Propping up the system would be widely portrayed in the conservative media as nothing more than a
bailout for big insurance companies. Mitch McConnell has been reluctant to make any "fixes" to the system so long
as the chance of repealing the ACA was still on the table. He's been especially reluctant to let his members vote to fund
cost-sharing payments.
Even if a deal was reached in the Senate, conservatives in the House won't want to vote for anything that their grass-roots supporters will see as protecting the status quo. Connect the dots, and the result is that there will be immense turmoil without a solution. At least for a while.
Meanwhile, Democrats believe they are the ones with leverage. Nancy Pelosi and Chuck Schumer called the end of the cost-sharing payments "a spiteful act" of "sabotage." They expressed confidence in a joint statement that the politics
will play in their favor: "Make no mistake about it, Trump will try to blame the Affordable Care Act, but this will fall on his back and he will pay the price for it."

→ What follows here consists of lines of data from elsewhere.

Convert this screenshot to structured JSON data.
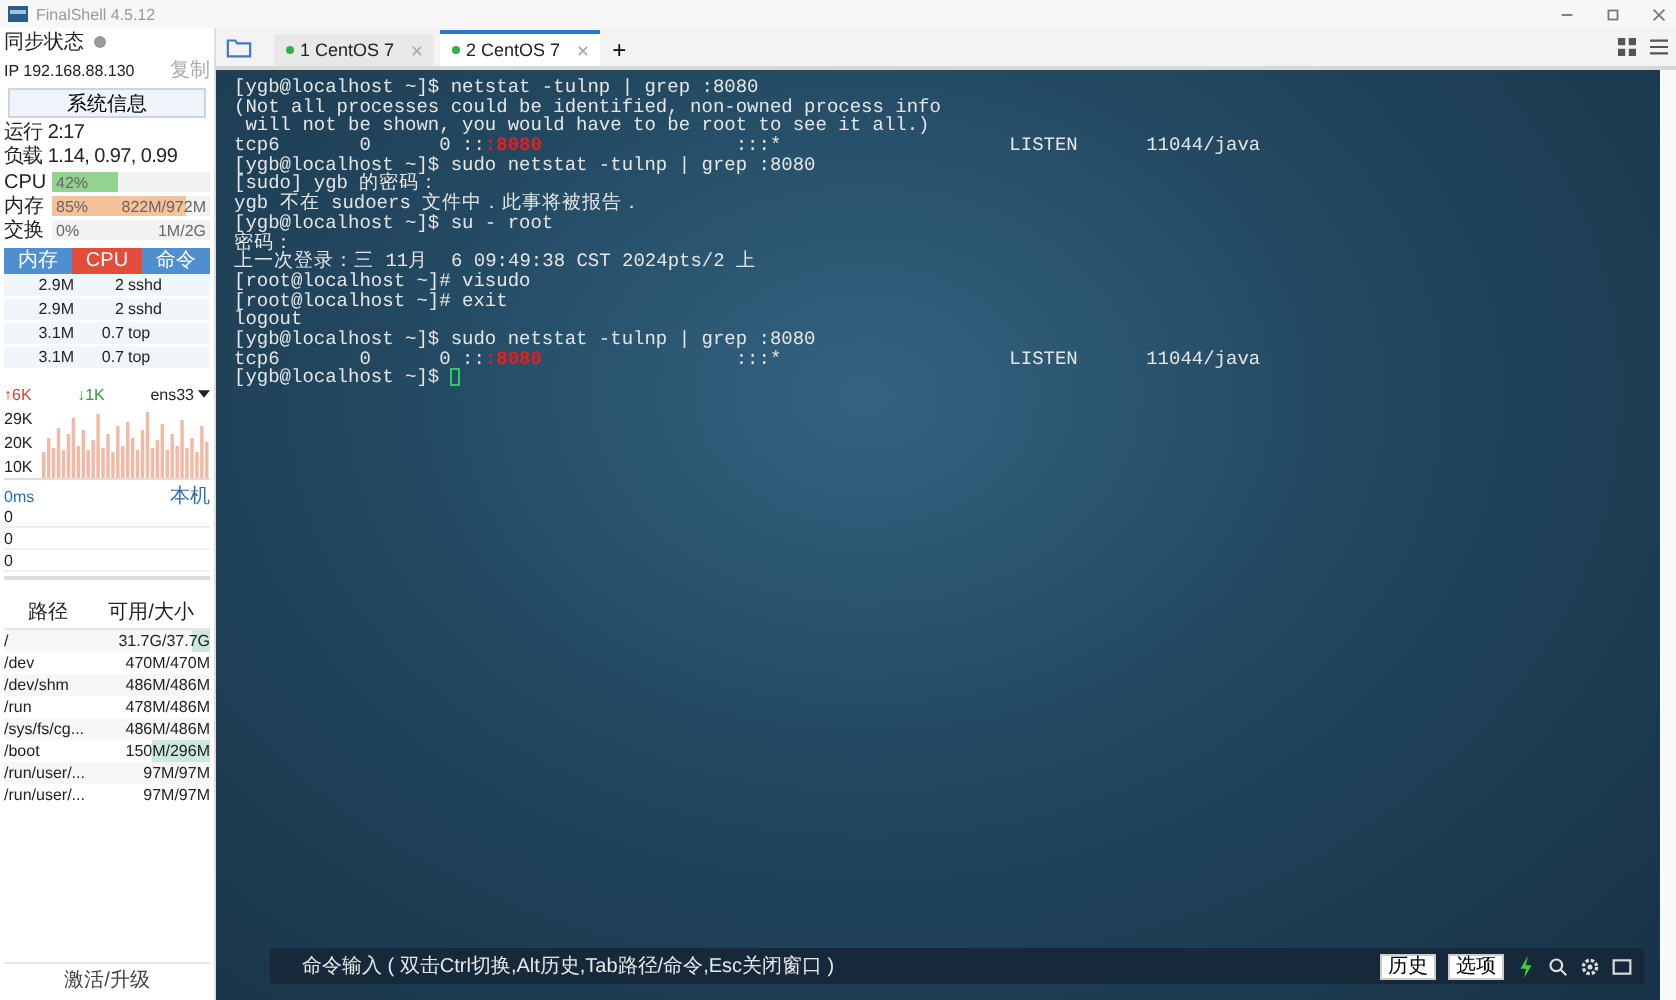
{
  "window": {
    "title": "FinalShell 4.5.12"
  },
  "sidebar": {
    "sync_label": "同步状态",
    "ip": "IP  192.168.88.130",
    "copy_link": "复制",
    "sysinfo_button": "系统信息",
    "uptime": "运行 2:17",
    "load": "负载 1.14, 0.97, 0.99",
    "meters": [
      {
        "label": "CPU",
        "value": "42%",
        "level": 0.42,
        "color": "#92d38f"
      },
      {
        "label": "内存",
        "value": "85%",
        "detail": "822M/972M",
        "level": 0.85,
        "color": "#f5c29a"
      },
      {
        "label": "交换",
        "value": "0%",
        "detail": "1M/2G"
      }
    ],
    "process_columns": [
      {
        "label": "内存",
        "selected": false
      },
      {
        "label": "CPU",
        "selected": true
      },
      {
        "label": "命令",
        "selected": false
      }
    ],
    "process_rows": [
      [
        "2.9M",
        "2",
        "sshd"
      ],
      [
        "2.9M",
        "2",
        "sshd"
      ],
      [
        "3.1M",
        "0.7",
        "top"
      ],
      [
        "3.1M",
        "0.7",
        "top"
      ]
    ],
    "network": {
      "up": "↑6K",
      "down": "↓1K",
      "interface": "ens33",
      "ticks": [
        "29K",
        "20K",
        "10K"
      ]
    },
    "ping": {
      "latency": "0ms",
      "host": "本机",
      "ticks": [
        "0",
        "0",
        "0"
      ]
    },
    "disk_columns": [
      "路径",
      "可用/大小"
    ],
    "disks": [
      {
        "path": "/",
        "usage": "31.7G/37.7G",
        "level": 0.16
      },
      {
        "path": "/dev",
        "usage": "470M/470M"
      },
      {
        "path": "/dev/shm",
        "usage": "486M/486M"
      },
      {
        "path": "/run",
        "usage": "478M/486M"
      },
      {
        "path": "/sys/fs/cg...",
        "usage": "486M/486M"
      },
      {
        "path": "/boot",
        "usage": "150M/296M",
        "level": 0.49
      },
      {
        "path": "/run/user/...",
        "usage": "97M/97M"
      },
      {
        "path": "/run/user/...",
        "usage": "97M/97M"
      }
    ],
    "footer_link": "激活/升级"
  },
  "tabs": [
    {
      "label": "1 CentOS 7",
      "selected": false
    },
    {
      "label": "2 CentOS 7",
      "selected": true
    }
  ],
  "add_tab": "+",
  "terminal": {
    "cursor_visible": true,
    "lines": [
      {
        "segments": [
          {
            "text": "[ygb@localhost ~]$ netstat -tulnp | grep :8080",
            "highlight": false
          }
        ]
      },
      {
        "segments": [
          {
            "text": "(Not all processes could be identified, non-owned process info",
            "highlight": false
          }
        ]
      },
      {
        "segments": [
          {
            "text": " will not be shown, you would have to be root to see it all.)",
            "highlight": false
          }
        ]
      },
      {
        "segments": [
          {
            "text": "tcp6       0      0 ::",
            "highlight": false
          },
          {
            "text": ":8080",
            "highlight": true
          },
          {
            "text": "                 :::*                    LISTEN      11044/java",
            "highlight": false
          }
        ]
      },
      {
        "segments": [
          {
            "text": "[ygb@localhost ~]$ sudo netstat -tulnp | grep :8080",
            "highlight": false
          }
        ]
      },
      {
        "segments": [
          {
            "text": "[sudo] ygb 的密码：",
            "highlight": false
          }
        ]
      },
      {
        "segments": [
          {
            "text": "ygb 不在 sudoers 文件中．此事将被报告．",
            "highlight": false
          }
        ]
      },
      {
        "segments": [
          {
            "text": "[ygb@localhost ~]$ su - root",
            "highlight": false
          }
        ]
      },
      {
        "segments": [
          {
            "text": "密码：",
            "highlight": false
          }
        ]
      },
      {
        "segments": [
          {
            "text": "上一次登录：三 11月  6 09:49:38 CST 2024pts/2 上",
            "highlight": false
          }
        ]
      },
      {
        "segments": [
          {
            "text": "[root@localhost ~]# visudo",
            "highlight": false
          }
        ]
      },
      {
        "segments": [
          {
            "text": "[root@localhost ~]# exit",
            "highlight": false
          }
        ]
      },
      {
        "segments": [
          {
            "text": "logout",
            "highlight": false
          }
        ]
      },
      {
        "segments": [
          {
            "text": "[ygb@localhost ~]$ sudo netstat -tulnp | grep :8080",
            "highlight": false
          }
        ]
      },
      {
        "segments": [
          {
            "text": "tcp6       0      0 ::",
            "highlight": false
          },
          {
            "text": ":8080",
            "highlight": true
          },
          {
            "text": "                 :::*                    LISTEN      11044/java",
            "highlight": false
          }
        ]
      },
      {
        "segments": [
          {
            "text": "[ygb@localhost ~]$ ",
            "highlight": false
          }
        ]
      }
    ]
  },
  "command_bar": {
    "hint": "命令输入 ( 双击Ctrl切换,Alt历史,Tab路径/命令,Esc关闭窗口 )",
    "buttons": [
      "历史",
      "选项"
    ]
  }
}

-- Coming attractions: Litigation is likely to continue. House Republicans sued HHS over the cost-sharing reduction payments during Obama's second term. "A federal court agreed that they were illegal, and the case has been
pending before the U.S. Court of Appeals for the D.C. Circuit," per Amy and Juliet. "House Speaker Paul D. Ryan (R-Wis.) said in a statement that the administration was dropping its appeal of the lawsuit."
California Attorney General Xavier Becerra (D) called the president's action "sabotage" and predicted last night that he could get a judge to side with him. "We are prepared to sue," he said in a statement, adding that other Democrats are ready to join him.
-- Regardless of the outcome, last night's news also guarantees that health care will be a top issue in the 2018 midterms and 2020 presidential election. All the turmoil will create continuing headaches for lawmakers.
This is something that they are going to hear about every time they return to their districts or states - not just from constituents but donors, hospitals and business owners.